The File Checksum Integrity Verifier (FCIV) can be used on Windows based products to verify sha-1 values. Please see for details on FCIV.

Mac OS X: How to Verify a SHA-1 Digest

Instructions on checking an sha-1 checksum on a Mac:
In Finder, browse to /Applications/Utilities.
Double-click on the Terminal icon.
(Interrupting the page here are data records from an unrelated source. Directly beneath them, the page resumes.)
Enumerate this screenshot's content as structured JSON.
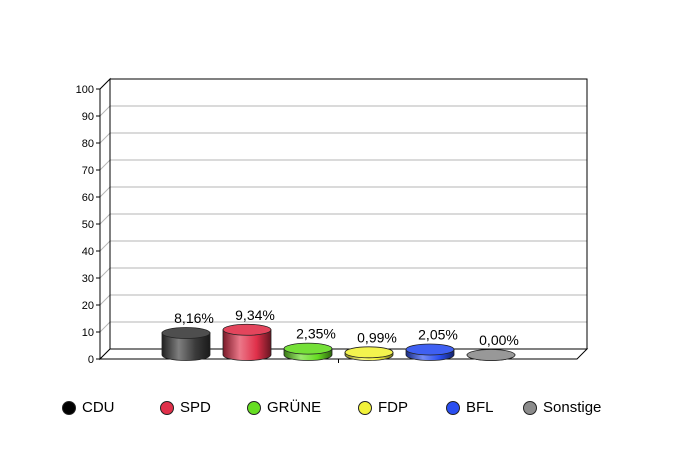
{
  "chart_data": {
    "type": "bar",
    "style": "3d-cylinder",
    "categories": [
      "CDU",
      "SPD",
      "GRÜNE",
      "FDP",
      "BFL",
      "Sonstige"
    ],
    "values": [
      8.16,
      9.34,
      2.35,
      0.99,
      2.05,
      0.0
    ],
    "data_labels": [
      "8,16%",
      "9,34%",
      "2,35%",
      "0,99%",
      "2,05%",
      "0,00%"
    ],
    "colors": [
      "#3a3a3a",
      "#e0304a",
      "#66dd22",
      "#f2f23a",
      "#2a4ef0",
      "#8c8c8c"
    ],
    "ylim": [
      0,
      100
    ],
    "yticks": [
      0,
      10,
      20,
      30,
      40,
      50,
      60,
      70,
      80,
      90,
      100
    ],
    "grid": true,
    "legend_position": "bottom",
    "title": "",
    "xlabel": "",
    "ylabel": ""
  }
}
A Terminal window will appear.
In the Terminal window, type: “openssl sha1 ” (sha1 followed by a space).
Drag the downloaded file from the Finder into the Terminal window.
Click in the Terminal window, press the Return key, and compare the checksum displayed to the screen to the one on the vendor’s download page.

From TechNet

Windows Server 2008 R2 Standard, Enterprise, Datacenter, and Web (x64) – DVD (English)
File Name: en_windows_server_2008_r2_standard_enterprise_datacenter_web_x64_dvd_x15-50365.iso
Size: 2,858 (MB)
Date Published (UTC): 8/31/2009 10:22:24 AM
Last Updated (UTC): 1/11/2010 4:31:40 PM
SHA1: A548D6743129F2A02C907D2758773A1F6BB1BCD7
 ISO/CRC: 8F94460B

About MD5

MD5 was designed by Ron Rivest in 1991 to replace an earlier hash function, MD4. In 1996, a flaw was found with the design of MD5. While it was not a clearly fatal weakness, cryptographers began recommending the use of other algorithms, such as SHA-1 (which has since been found also to be vulnerable). In 2004, more serious flaws were discovered, making further use of the algorithm for security purposes questionable; specifically, a group of researchers described how to create a pair of files that share the same MD5 checksum. Further advances were made in breaking MD5 in 2005, 2006, and 2007. In an attack on MD5 published in December 2008, a group of researchers used this technique to fake SSL certificate validity.

US-CERT says MD5 “should be considered cryptographically broken and unsuitable for further use,”and most U.S. government applications now require the SHA-2 family of hash functions.